The Development Cost Limits for development activities, as established at §891.140, apply to Section 202 or 811 supportive housing units in mixed-finance developments under this subpart.

§ 891.855   Replacement reserves.

(a) The mixed-finance owner shall establish and maintain a replacement reserve account for Section 202 or 811 supportive housing units. This account must meet all the requirements of 24 CFR 891.405.

(b) The mixed-finance owner may obtain a disbursement from the reserve only if the funds will be used to pay for capital replacement costs for the Section 202 or 811 supportive housing units in the mixed-finance development and in accordance with the terms of the regulatory and operating agreement. In the case of repairs to common elements, the Section 202/811 replacement reserve can be used on a pro rata basis based on the percentage of Section 202 or 811 units in the building whose common elements are being repaired.
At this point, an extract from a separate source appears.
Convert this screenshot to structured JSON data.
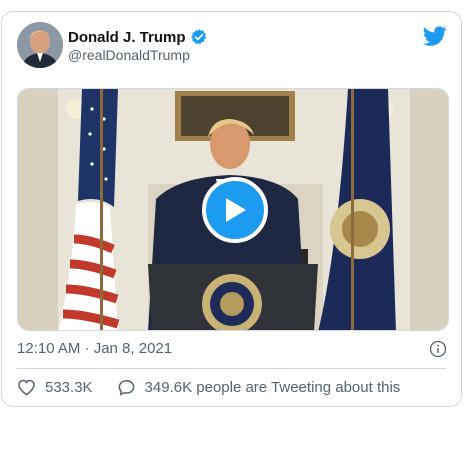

In the event of a disposition of the mixed-finance development, or the dissolution of the owner, any Section 202 or 811 funds remaining in the replacement reserve account must remain dedicated to the Section 202 or 811 supportive housing units to ensure their long-term viability, or as otherwise agreed by HUD.

(c) Subject to HUD's approval, reserves may be used to reduce the number of Section 202 or 811 dwelling units in the development for the purpose of retrofitting units that are obsolete or unmarketable.

§ 891.860   Operating reserves.

(a) The mixed-finance owner shall maintain an operating reserve account in an amount sufficient to cover the operating expenses of the development for at least a three-month period.

(b) Project income, project rental assistance, tenant rents, and tax credit equity may be used to fund the operating reserve account.

(c) Amounts derived from Section 202 or 811 (e.g., project income, project rental assistance, and tenant rents) in operating reserve accounts may only be used for the operating expenses of the 202 or 811 units.

§ 891.863   Maintenance as supportive housing units for elderly persons and persons with disabilities.

(a) The mixed-finance owner must develop and continue to operate the same number of supportive housing units for elderly persons or persons with disabilities, as stated in the use agreement or other document establishing the number of assisted units, for a 40-year period.

(b) If a mixed-finance development proposal provides that the Section 202 or 811 supportive housing units will be floating units, the mixed-finance owner must operate the HUD-approved percentage of Section 202 or 811 supportive housing units, and maintain the percentage distribution of bedroom sizes of Section 202 or 811 supportive housing units for the entire term of the very low-income use restrictions on the development. Any foreclosure, sale, or other transfer of the development must be subject to a covenant running with the land requiring the continued adherence to the very low-income use restrictions for the Section 202 or 811 supportive housing units.

(c) The owner must ensure that Section 202 or 811 supportive housing units in the development are and continue to be comparable to unassisted units in terms of location, size, appearance, and amenities. If due to a change in the partnership structure it becomes necessary to establish a new owner partnership or to transfer the supportive housing project, the new or revised owner must be a single-purpose entity and the use restrictions must remain in effect as provided above.

§ 891.865   Sanctions.

In the event that Section 202 or 811 supportive housing units are not developed and operated in accordance with all applicable federal requirements, HUD may impose sanctions on the participating parties and seek legal or equitable relief in enforcing all requirements under Section 202, the Housing Act of 1959, or Section 811 of the National Affordable Housing Act, all implementing regulations and requirements and contractual obligations under the mixed-finance documents.